A Eletronuclear atualmente passa por um problema de “estresse” de caixa, com custos acima das receitas aprovadas pelo regulador, e tem as receitas das usinas Angra 1 e 2 já vinculadas a financiamentos tomados no passado, o que limita eventuais novos empréstimos.

Procurada, Eletrobras disse que não iria comentar. A ENBPar, acionista majoritária da Eletronuclear, também não fez mais comentários.

Segundo o presidente da Eletronuclear, investimentos para modernização do empreendimento, como troca de gerador de vapor, transformadores e outros, são realizados há pelo menos 20 anos.

Para que a Comissão Nacional de Energia Nuclear (CNEC) autorize a extensão da vida útil de Angra, a empresa precisa executar um plano de investimentos de cerca de US$ 500 milhões entre 2024 e 2027, o que equivalente a algo entre R$ 2,5 bilhões e R$ 3 bilhões, disse Lycurgo.

São aportes em aspectos de engenharia, instrumentação e controle que em parte já vêm sendo realizados, com equipamentos encomendados e até mesmo entregues. “A questão é só pagar os fornecimentos.”

Ele ressaltou que a Eletronuclear também está conversando com os demais agentes envolvidos para renovar a licença de operação até dezembro seguindo todos os parâmetros de segurança.

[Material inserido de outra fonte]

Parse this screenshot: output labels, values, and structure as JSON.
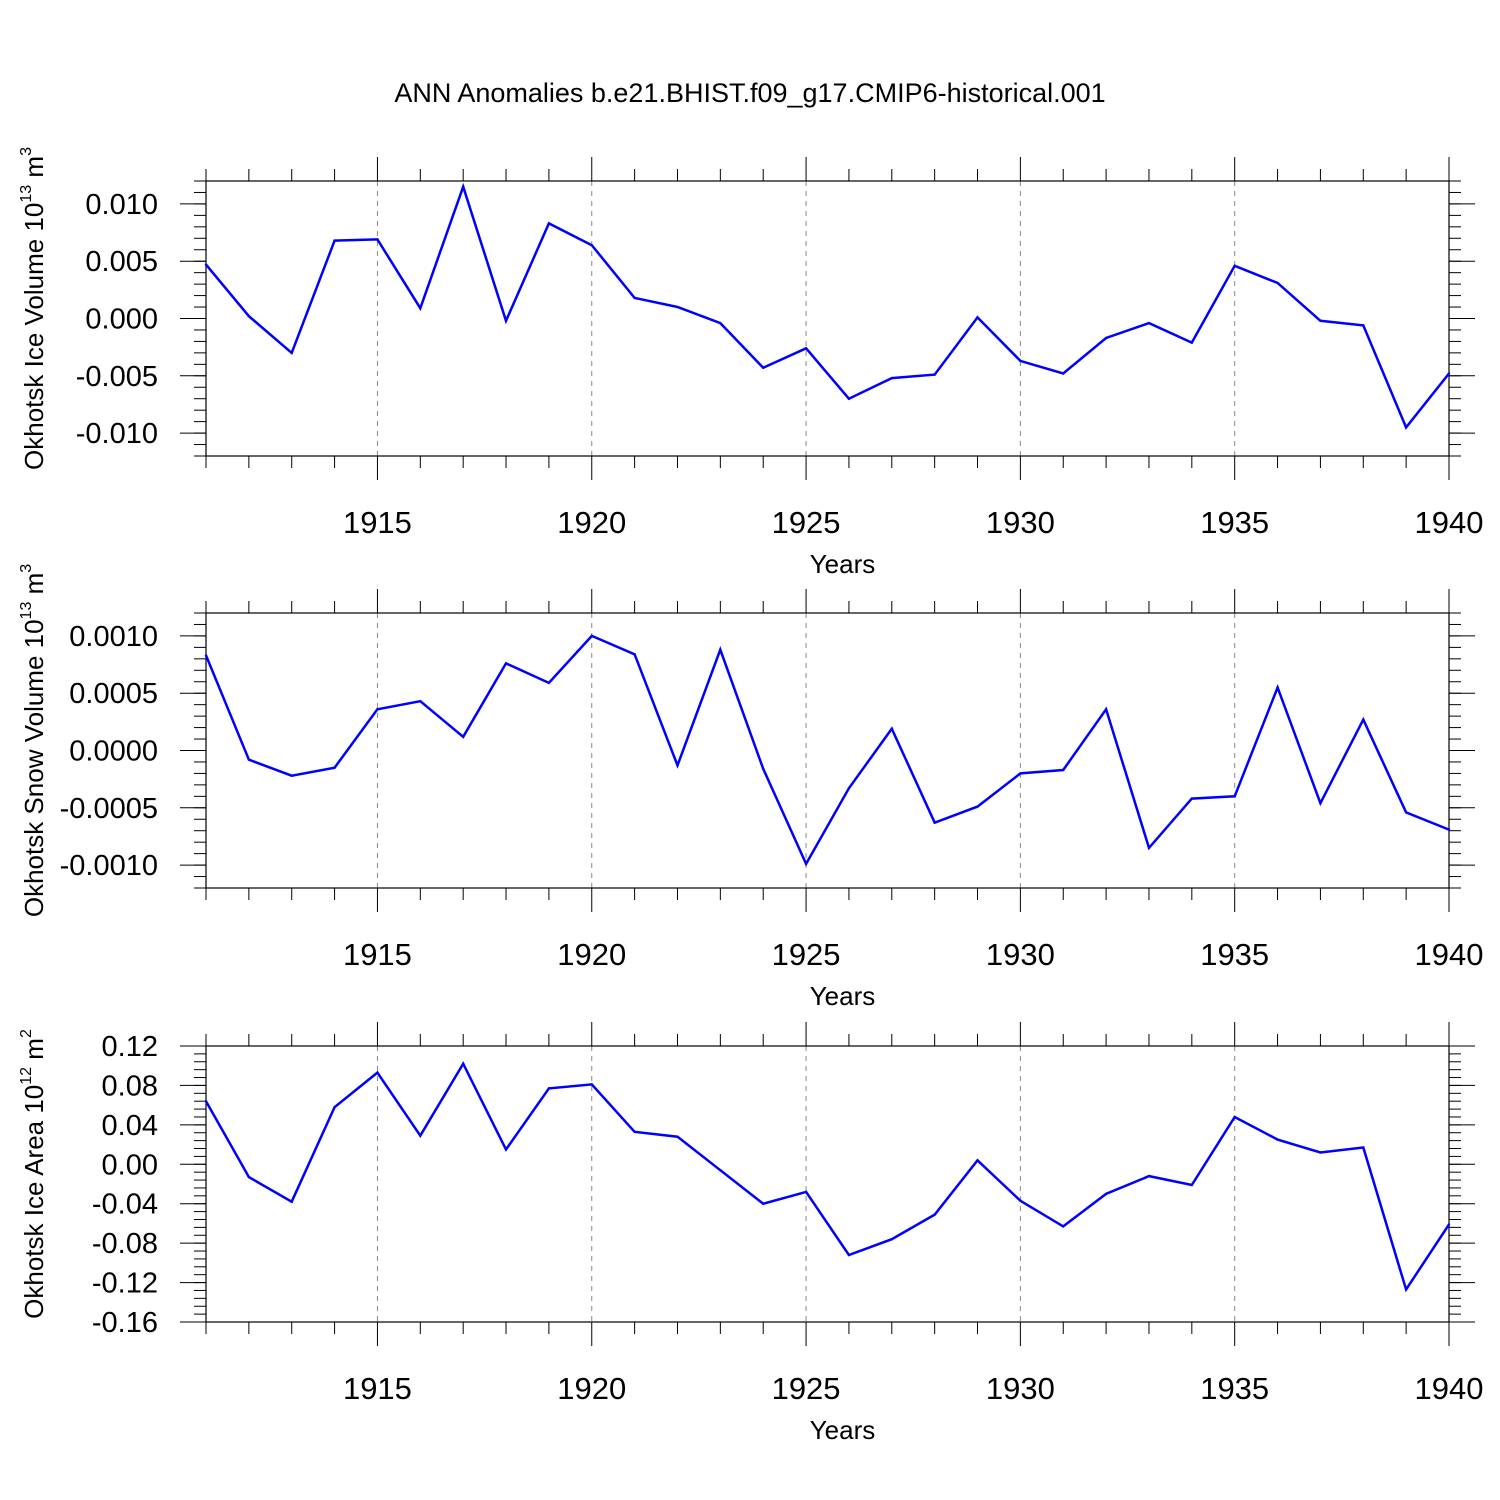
{
  "title": "ANN Anomalies b.e21.BHIST.f09_g17.CMIP6-historical.001",
  "chart_data": [
    {
      "type": "line",
      "ylabel": "Okhotsk Ice Volume 10",
      "ylabel_exp": "13",
      "ylabel_unit": " m",
      "ylabel_unit_exp": "3",
      "xlabel": "Years",
      "xlim": [
        1911,
        1940
      ],
      "ylim": [
        -0.012,
        0.012
      ],
      "yticks": [
        0.01,
        0.005,
        0.0,
        -0.005,
        -0.01
      ],
      "yticklabels": [
        "0.010",
        "0.005",
        "0.000",
        "-0.005",
        "-0.010"
      ],
      "xticks": [
        1915,
        1920,
        1925,
        1930,
        1935,
        1940
      ],
      "xticklabels": [
        "1915",
        "1920",
        "1925",
        "1930",
        "1935",
        "1940"
      ],
      "grid": "x-dashed",
      "line_color": "#0000ff",
      "x": [
        1911,
        1912,
        1913,
        1914,
        1915,
        1916,
        1917,
        1918,
        1919,
        1920,
        1921,
        1922,
        1923,
        1924,
        1925,
        1926,
        1927,
        1928,
        1929,
        1930,
        1931,
        1932,
        1933,
        1934,
        1935,
        1936,
        1937,
        1938,
        1939,
        1940
      ],
      "values": [
        0.0047,
        0.0002,
        -0.003,
        0.0068,
        0.0069,
        0.0009,
        0.0115,
        -0.0002,
        0.0083,
        0.0064,
        0.0018,
        0.001,
        -0.0004,
        -0.0043,
        -0.0026,
        -0.007,
        -0.0052,
        -0.0049,
        0.0001,
        -0.0037,
        -0.0048,
        -0.0017,
        -0.0004,
        -0.0021,
        0.0046,
        0.0031,
        -0.0002,
        -0.0006,
        -0.0095,
        -0.0048
      ]
    },
    {
      "type": "line",
      "ylabel": "Okhotsk Snow Volume 10",
      "ylabel_exp": "13",
      "ylabel_unit": " m",
      "ylabel_unit_exp": "3",
      "xlabel": "Years",
      "xlim": [
        1911,
        1940
      ],
      "ylim": [
        -0.0012,
        0.0012
      ],
      "yticks": [
        0.001,
        0.0005,
        0.0,
        -0.0005,
        -0.001
      ],
      "yticklabels": [
        "0.0010",
        "0.0005",
        "0.0000",
        "-0.0005",
        "-0.0010"
      ],
      "xticks": [
        1915,
        1920,
        1925,
        1930,
        1935,
        1940
      ],
      "xticklabels": [
        "1915",
        "1920",
        "1925",
        "1930",
        "1935",
        "1940"
      ],
      "grid": "x-dashed",
      "line_color": "#0000ff",
      "x": [
        1911,
        1912,
        1913,
        1914,
        1915,
        1916,
        1917,
        1918,
        1919,
        1920,
        1921,
        1922,
        1923,
        1924,
        1925,
        1926,
        1927,
        1928,
        1929,
        1930,
        1931,
        1932,
        1933,
        1934,
        1935,
        1936,
        1937,
        1938,
        1939,
        1940
      ],
      "values": [
        0.00083,
        -8e-05,
        -0.00022,
        -0.00015,
        0.00036,
        0.00043,
        0.00012,
        0.00076,
        0.00059,
        0.001,
        0.00084,
        -0.00013,
        0.00088,
        -0.00016,
        -0.00099,
        -0.00033,
        0.00019,
        -0.00063,
        -0.00049,
        -0.0002,
        -0.00017,
        0.00036,
        -0.00085,
        -0.00042,
        -0.0004,
        0.00055,
        -0.00046,
        0.00027,
        -0.00054,
        -0.00069
      ]
    },
    {
      "type": "line",
      "ylabel": "Okhotsk Ice Area 10",
      "ylabel_exp": "12",
      "ylabel_unit": " m",
      "ylabel_unit_exp": "2",
      "xlabel": "Years",
      "xlim": [
        1911,
        1940
      ],
      "ylim": [
        -0.16,
        0.12
      ],
      "yticks": [
        0.12,
        0.08,
        0.04,
        0.0,
        -0.04,
        -0.08,
        -0.12,
        -0.16
      ],
      "yticklabels": [
        "0.12",
        "0.08",
        "0.04",
        "0.00",
        "-0.04",
        "-0.08",
        "-0.12",
        "-0.16"
      ],
      "xticks": [
        1915,
        1920,
        1925,
        1930,
        1935,
        1940
      ],
      "xticklabels": [
        "1915",
        "1920",
        "1925",
        "1930",
        "1935",
        "1940"
      ],
      "grid": "x-dashed",
      "line_color": "#0000ff",
      "x": [
        1911,
        1912,
        1913,
        1914,
        1915,
        1916,
        1917,
        1918,
        1919,
        1920,
        1921,
        1922,
        1923,
        1924,
        1925,
        1926,
        1927,
        1928,
        1929,
        1930,
        1931,
        1932,
        1933,
        1934,
        1935,
        1936,
        1937,
        1938,
        1939,
        1940
      ],
      "values": [
        0.064,
        -0.013,
        -0.038,
        0.058,
        0.093,
        0.029,
        0.102,
        0.015,
        0.077,
        0.081,
        0.033,
        0.028,
        -0.006,
        -0.04,
        -0.028,
        -0.092,
        -0.076,
        -0.051,
        0.004,
        -0.037,
        -0.063,
        -0.03,
        -0.012,
        -0.021,
        0.048,
        0.025,
        0.012,
        0.017,
        -0.127,
        -0.061
      ]
    }
  ]
}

“No nuclear, usina sem licença não funciona, ela para no dia seguinte. Obviamente, estamos conversando com CNEN, Ibama, ICMBio, e até agora está tudo ‘ok’, o que a gente tem feito é suficiente para garantir a renovação.”


Futuro de Angra 3


Em relação a Angra 3, Lycurgo afirmou que o Banco Nacional de Desenvolvimento Econômico e Social (BNDES) está avançando com os estudos que vão apontar um caminho para a finalização do empreendimento. Projetada com 1,4 gigawatt (GW) de potência, a usina teve suas obras iniciadas na década de 1980, mas ao longo dos anos elas foram paralisadas e reiniciadas algumas vezes.

As obras estão 67% concluídas, e são cerca de 11,5 mil equipamentos já comprados e estocados no sítio do empreendimento aguardando seu reinício. A estimativa é de que a conclusão da usina exija pelo menos mais R$ 20 bilhões.

Um dos principais pontos em aberto é a tarifa de energia do empreendimento, que precisará ser aprovada pelo Conselho Nacional de Política Energética (CNPE).

O presidente da Eletronuclear avalia que a usina deverá ter uma tarifa “competitiva” se considerados os benefícios trazidos pela fonte nuclear, como a estabilidade da geração — aspecto que se tornou mais importante para a matriz brasileira devido à intermitência das renováveis eólica e solar diante — e proximidade do centro de carga.

A Eletronuclear divulgou recentemente uma consulta pública com os documentos da licitação que deverá ser lançada para contratar “EPCistas” para finalizar a obra de Angra 3. Ainda não há data definida para o certame.

Na visão de Lycurgo, o Brasil não pode demorar para realizar o processo, porque poderá ficar para trás e ter dificuldades no futuro com a cadeia de suprimentos.

“Se o mundo for efetivamente investir três vezes mais no nuclear e a gente ficar nesse ‘vai, não vai’, a cadeia de suprimento, que é obviamente limitada e nesse momento consegue atender… pode falar ‘vou tirar a minha linha de montagem dele e colocar para o outro’. E aí a gente perde a oportunidade.”

Ele avaliou ainda que o Brasil não deveria sequer discutir abandonar a obra de Angra 3, já que os custos de desmobilzação seriam quase tão altos quanto seguir adiante com o projeto.

“Não é normal você ter 11,5 mil equipamentos comprados, pagos, sendo guardados lá, e você desista… Angra 3 não tem como se discutir porque é um empreendimento que parar, não concluir, é tão caro quanto concluir. E não concluir significa que não ter geração de trabalho, renda, desenvolvimento.”